Sandrita
tenía trece años cuando sus abuelos se enteraron de lo de Jonathan. Hasta antes
de eso, ella era lo único que les quedaba. Tras la muerte de sus hijos: Ernesto, asaltado
por unos pandilleros; y Clorinda, atropellada por un ebrio mientras trabajaba
barriendo las calles, los ancianos lograron salir adelante por su único consuelo, Sandrita,
la nieta de padre desconocido que Clorinda les había dejado. Sin fijarse en el
tiempo, los abuelos la vieron crecer hasta transformarse en una señorita.

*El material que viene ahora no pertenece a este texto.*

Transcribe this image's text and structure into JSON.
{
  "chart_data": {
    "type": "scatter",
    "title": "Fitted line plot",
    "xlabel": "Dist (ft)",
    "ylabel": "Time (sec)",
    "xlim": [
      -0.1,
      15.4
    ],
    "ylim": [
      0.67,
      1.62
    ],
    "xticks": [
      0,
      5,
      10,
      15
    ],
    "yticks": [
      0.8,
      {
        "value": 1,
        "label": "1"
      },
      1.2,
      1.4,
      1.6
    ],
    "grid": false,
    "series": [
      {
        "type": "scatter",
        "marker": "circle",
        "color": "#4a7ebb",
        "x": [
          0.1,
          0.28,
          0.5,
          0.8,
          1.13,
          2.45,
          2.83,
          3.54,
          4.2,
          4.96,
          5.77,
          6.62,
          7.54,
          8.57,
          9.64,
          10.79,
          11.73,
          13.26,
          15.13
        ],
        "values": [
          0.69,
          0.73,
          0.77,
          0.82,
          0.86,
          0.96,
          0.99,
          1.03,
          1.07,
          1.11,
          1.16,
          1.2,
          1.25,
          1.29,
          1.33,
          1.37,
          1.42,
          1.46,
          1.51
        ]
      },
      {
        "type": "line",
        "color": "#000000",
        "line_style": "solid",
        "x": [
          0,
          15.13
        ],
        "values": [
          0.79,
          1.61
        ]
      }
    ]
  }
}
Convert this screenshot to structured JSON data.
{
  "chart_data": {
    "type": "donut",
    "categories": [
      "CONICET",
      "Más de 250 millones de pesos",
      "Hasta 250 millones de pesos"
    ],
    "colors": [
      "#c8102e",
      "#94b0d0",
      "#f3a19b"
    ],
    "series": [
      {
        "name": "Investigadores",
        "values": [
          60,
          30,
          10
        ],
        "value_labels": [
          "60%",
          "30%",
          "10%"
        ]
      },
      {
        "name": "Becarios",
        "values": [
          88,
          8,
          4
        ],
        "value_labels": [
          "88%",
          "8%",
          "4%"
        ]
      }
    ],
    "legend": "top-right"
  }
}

—¿Y ahora qué? —Doña Justina lloraba inconsolable—.
Di algo.
El anciano se encogió de hombros. Doña Justina, a gritos, le recriminó su pasividad. Don Eleodoro la miró. Recordó el día que la conoció. Fue en Sihuas, durante el velorio de su abuelo Matías. Todo el día no pudo apartar sus ojos de ella, y se interesó más cuando notó que también lo miraba. Así nació el amor entre ambos primos, un amor de ojos. Tras el entierro y antes de volver a Lima, Eleodoro se acercó a Justina, la abrazó y le dijo que una linda flor como ella no debía llorar, porque con su llanto las estrellas se ocultarían y el sol no querría salir más. Sin pensarlo mucho la besó en los labios, y le dijo que se fuera a Lima con él. Justina respondió que lo haría si se casaban, porque ella no era de las que se escapaban con uno y con otro.
—Y todo el tiempo paras regando esos rosales —doña Justina señaló el jardín en la parte trasera de la casa—. No sé cómo, pero hablarás con él, haz que le cumpla a la niña, si no, me la llevo y tú te quedas con tus rosas.
A la mañana siguiente, y luego de que Sandrita se
fuera al colegio, don Eleodoro le pidió a su esposa que fuera sola a vender al
mercado mientras él hablaba con Jonathan. Trabajó un rato en el jardín y luego
esperó en la puerta de su casa hasta que pasara el vecino. Al verlo lo llamó,
lo hizo pasar y le preguntó por qué se había sobrepasado con su nieta.
—No seas pendejo, tío —dijo Jonathan—, yo no le he hecho nada que no haya estado pidiendo.
Como don Eleodoro le dijo que era un sinvergüenza y que ahora se sabía todo porque Sandrita estaba embarazada, Jonathan respondió que a quién le creerían, a una mocosa ninfómana y un par de vejetes o a un profesional recién graduado, y agregó que le bastaba traer unos testigos que asegurarían que Sandrita era una cualquiera, que habían tenido sexo consentido y que ya nadie iba preso por eso.
—Habrá que ver si ese chibolo es mío —Jonathan empezó a reír—, porque a esa chibola tuya ya se la…
Jonathan no terminó la frase, vio al anciano sonriendo y eso fue todo.
Cuando volvió, doña Justina preguntó cómo había sido la conversación con Jonathan. Don Eleodoro respondió que aquél se negó en un primer momento, pero luego decidió asumir su responsabilidad.
—¿Aceptó?
Don Eleodoro afirmó con la cabeza. Jonathan le dijo que debía hacer un viaje para avisarles a sus padres, y al volver se casaría con Sandrita para hacerse cargo del niño.
—¿Y le creíste? —doña Justina se lamentó—, ya se escapó. ¡Eres incapaz de hacer algo para defender el honor de tu nieta!
Don Eleodoro comentó que Jonathan volvería, porque le había dado su palabra y, mientras su llorosa esposa se lamentaba de su desdicha, se fue a arreglar sus rosales.
—Van a crecer fuertes —don Eleodoro limpiaba la sangre pegada en su lampa—, buen abono les he echado con ese abogadito, buen abono.